たとえば[私の七支刀解釈は理論的にも、また当時の歴史的環境にもぴたりと合致する、すぐれた新説だと自負するのだが、どうもそれがすんなりと日本の学界に受け入れられそうにないこともまた自覚している](p.433)と記しているのです。
2 「邪馬台国」の読み
宮崎全集21の「記紀をどう読むか」で、[邪馬の二字が、ヤマの音を移したとする点までは、何人も反対せぬであろう。問題は台、または堆が果たして、トなる音を移しうるか否かにある](p.267)と問題提起しました。
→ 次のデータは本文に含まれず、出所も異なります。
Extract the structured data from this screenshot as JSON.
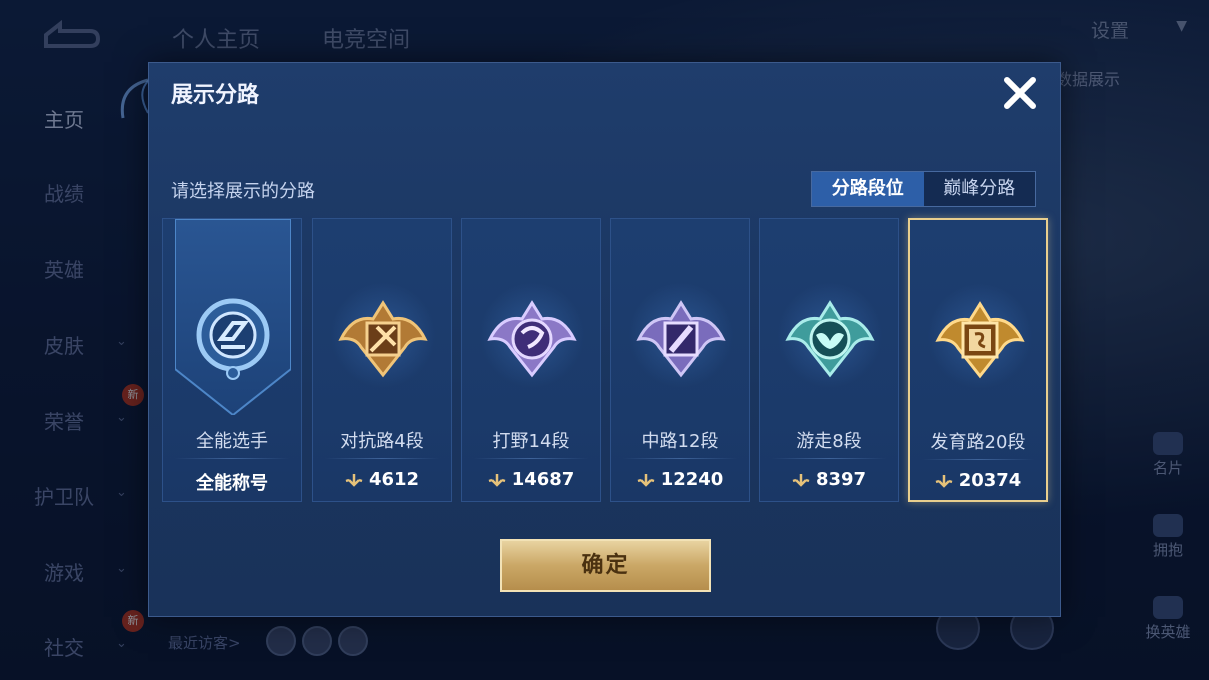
{
  "background": {
    "top_tabs": [
      "个人主页",
      "电竞空间"
    ],
    "settings_label": "设置",
    "right_note": "和数据展示",
    "sidebar": [
      {
        "label": "主页",
        "active": true,
        "chevron": false,
        "new": false
      },
      {
        "label": "战绩",
        "active": false,
        "chevron": false,
        "new": false
      },
      {
        "label": "英雄",
        "active": false,
        "chevron": false,
        "new": false
      },
      {
        "label": "皮肤",
        "active": false,
        "chevron": true,
        "new": false
      },
      {
        "label": "荣誉",
        "active": false,
        "chevron": true,
        "new": true
      },
      {
        "label": "护卫队",
        "active": false,
        "chevron": true,
        "new": false
      },
      {
        "label": "游戏",
        "active": false,
        "chevron": true,
        "new": false
      },
      {
        "label": "社交",
        "active": false,
        "chevron": true,
        "new": true
      }
    ],
    "new_badge_text": "新",
    "recent_visitors": "最近访客>",
    "right_icons": [
      "名片",
      "拥抱",
      "换英雄"
    ]
  },
  "modal": {
    "title": "展示分路",
    "subtitle": "请选择展示的分路",
    "segment": [
      {
        "label": "分路段位",
        "active": true
      },
      {
        "label": "巅峰分路",
        "active": false
      }
    ],
    "cards": [
      {
        "name": "全能选手",
        "score": "全能称号",
        "kind": "banner",
        "color": "#6fa9e0",
        "selected": false
      },
      {
        "name": "对抗路4段",
        "score": "4612",
        "kind": "lane",
        "color": "#d9a357",
        "glyph": "sword-icon",
        "selected": false
      },
      {
        "name": "打野14段",
        "score": "14687",
        "kind": "lane",
        "color": "#b49ee8",
        "glyph": "dragon-icon",
        "selected": false
      },
      {
        "name": "中路12段",
        "score": "12240",
        "kind": "lane",
        "color": "#a894e0",
        "glyph": "staff-icon",
        "selected": false
      },
      {
        "name": "游走8段",
        "score": "8397",
        "kind": "lane",
        "color": "#69d2cf",
        "glyph": "wings-icon",
        "selected": false
      },
      {
        "name": "发育路20段",
        "score": "20374",
        "kind": "lane",
        "color": "#e0b45a",
        "glyph": "scroll-icon",
        "selected": true
      }
    ],
    "confirm_label": "确定"
  }
}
明石散人が『謎ジパング』で補強しています。
▼西宮一民氏の論『古代、上代の音韻は連母音並列に馴染まない』及び本居宣長、石塚竜馬・橋本進吉・浜田敦・大森志郎氏が発展させた『上代特殊仮名遣』の論を補強させると、邪馬台国の読みは、もう≪ヤマト国≫で揺るぎようがない。 「邪馬台国に謎はない」p.82(文庫)
[連母音並列とは、YAMATAI国のように、TAとIの接続が母音で連続すること](p.82)ですから、ヤマタイではなく、YAMATOとなります。さらに「ト」には甲類と乙類があって、台は乙類とのこと。山門のヤマトは甲類、大和は乙類なので、畿内大和で決まりです。
3 「邪馬台国」の位置
日本書紀を作った[舎人親王達はなぜ神功皇后を卑弥呼と同一人物に当てたのか。天武、持統、文武、元明の四天王は、当然のようにこれを認めている]のです。当時、[邪馬台国の読みに関して論争などなかったことを物語る]ものと言えるでしょう(p.82)。
『謎ジパング』「邪馬台国に謎はない」では、もう一つ大切な指摘がなされています。魏志倭人伝にある「水行」について、「郡より倭に至るには、海岸にしたがひて水行し」から、[海岸の風景を見ながらの海旅と解釈するのが自然](p.87)です。
そうなると、「南して投馬国に至る、水行二十日」「南して邪馬台国に至る、女王の都する所、水行十日陸行一月」というのは、[海岸の風景を見ながらの旅、九州沿岸から瀬戸内海の船旅と解釈するのが最も自然](p.87)ということになります。
宮﨑は日本の学界に不満を表明していましたが、学会以外の専門的な人が残された問題を解決していくことでしょう。宮﨑全集は圧倒的存在で、今後も読まれることは確かです。ほとんどの学者の本は読まれなくなります。宮﨑の場合、その心配はありません。